The discovery of even wider transfer of cells between siblings and across generations raises the possibility that these cells may influence the course of health or disease in all of us. Several diseases including asthma, type 1 diabetes and certain cancers are less common in younger siblings. "Even in small numbers, some of these cells have stem-like properties, so I think they could influence health," says Gammill.
Meanwhile, an autoimmune disease called scleroderma - which causes hardening of the skin and blood vessels - has also been linked to the presence of fetal cells in the blood, and seems to be more common in younger siblings. "The further you are down the line in birth order, the greater the risk," says Maureen Mayes at the University of Texas in Houston, who has studied the phenomenon (Arthritis Care and Research, DOI: 10.1002/acr.20096). "Multi-fetal microchimerism is one possible explanation," she says.

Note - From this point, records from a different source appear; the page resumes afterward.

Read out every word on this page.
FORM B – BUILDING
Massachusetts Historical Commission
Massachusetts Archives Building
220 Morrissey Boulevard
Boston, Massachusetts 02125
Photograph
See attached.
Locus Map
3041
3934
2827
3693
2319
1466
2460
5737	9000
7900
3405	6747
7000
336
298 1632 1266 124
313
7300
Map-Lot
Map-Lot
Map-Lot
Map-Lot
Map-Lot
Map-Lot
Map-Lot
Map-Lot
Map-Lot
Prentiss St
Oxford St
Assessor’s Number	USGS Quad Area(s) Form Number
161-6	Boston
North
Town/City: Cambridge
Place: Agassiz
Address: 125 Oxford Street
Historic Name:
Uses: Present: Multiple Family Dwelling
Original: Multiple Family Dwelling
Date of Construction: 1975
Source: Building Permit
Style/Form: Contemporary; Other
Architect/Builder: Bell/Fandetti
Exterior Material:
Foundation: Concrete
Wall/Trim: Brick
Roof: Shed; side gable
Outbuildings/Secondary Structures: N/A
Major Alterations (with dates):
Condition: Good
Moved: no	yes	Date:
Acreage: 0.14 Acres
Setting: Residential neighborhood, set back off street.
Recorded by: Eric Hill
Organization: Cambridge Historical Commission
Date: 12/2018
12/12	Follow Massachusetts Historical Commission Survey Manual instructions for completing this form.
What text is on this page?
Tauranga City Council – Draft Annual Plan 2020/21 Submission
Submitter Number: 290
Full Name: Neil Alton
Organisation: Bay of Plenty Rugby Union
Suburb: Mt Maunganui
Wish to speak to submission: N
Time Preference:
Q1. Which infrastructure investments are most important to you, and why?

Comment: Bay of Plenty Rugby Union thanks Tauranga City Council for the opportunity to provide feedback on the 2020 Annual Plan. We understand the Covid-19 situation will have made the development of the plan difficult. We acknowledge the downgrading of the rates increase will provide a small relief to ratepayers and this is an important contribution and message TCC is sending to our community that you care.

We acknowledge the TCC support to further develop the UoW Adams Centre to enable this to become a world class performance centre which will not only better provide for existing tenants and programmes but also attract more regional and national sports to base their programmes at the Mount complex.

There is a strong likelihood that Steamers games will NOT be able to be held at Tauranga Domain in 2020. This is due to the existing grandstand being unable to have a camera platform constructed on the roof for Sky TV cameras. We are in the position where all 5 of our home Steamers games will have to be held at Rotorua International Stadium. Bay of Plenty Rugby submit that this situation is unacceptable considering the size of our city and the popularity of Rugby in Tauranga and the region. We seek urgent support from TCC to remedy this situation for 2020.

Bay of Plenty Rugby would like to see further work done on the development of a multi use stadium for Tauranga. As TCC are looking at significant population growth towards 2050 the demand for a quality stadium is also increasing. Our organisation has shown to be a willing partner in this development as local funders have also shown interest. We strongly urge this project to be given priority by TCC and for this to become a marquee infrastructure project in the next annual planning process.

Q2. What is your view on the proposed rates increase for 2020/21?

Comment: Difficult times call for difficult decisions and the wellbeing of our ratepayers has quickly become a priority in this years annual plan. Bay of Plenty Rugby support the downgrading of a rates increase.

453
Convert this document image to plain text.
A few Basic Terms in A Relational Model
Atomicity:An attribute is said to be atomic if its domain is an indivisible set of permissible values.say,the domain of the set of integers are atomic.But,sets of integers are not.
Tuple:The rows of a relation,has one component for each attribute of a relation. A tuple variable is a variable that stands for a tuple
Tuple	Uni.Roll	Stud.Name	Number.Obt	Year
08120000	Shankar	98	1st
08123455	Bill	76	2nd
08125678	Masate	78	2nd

And Christoph Bucher of the University of Minnesota in Minneapolis reported in 2007 that stem-cell transplants from cord blood between siblings for various types of blood disease appeared to be more successful if the cells came from younger siblings. This hints that a level of tolerance had already developed between donor's and receiver's cells (Blood, DOI: 10.1182/blood-2007-02-076257). Previously it was assumed that cord blood was immunologically naive, but Dierselhuis's study may help to explain this phenomenon.
However, Bucher is cautious about whether the new study will have any immediate clinical impact. "It's a fascinating idea but it's not something that could be exploited clinically at this stage," he says. "More detailed studies are needed to show conclusively that sibling A is in the cord blood of sibling B."
But to give balance, this comment from a netzien applies:
According to the article, male cells (or more specifically, Y chromosome material) were detected, but their source was not identified. Yet the authors jump to a conclusion: these are cells from a previous pregnancy.
But there is another plausible source for the male genetic material: sperm cells. Most married women continue to have sex during pregnancy. So perhaps these sperm cells leave traces of male genetic material, but coming from the father, not a sibling.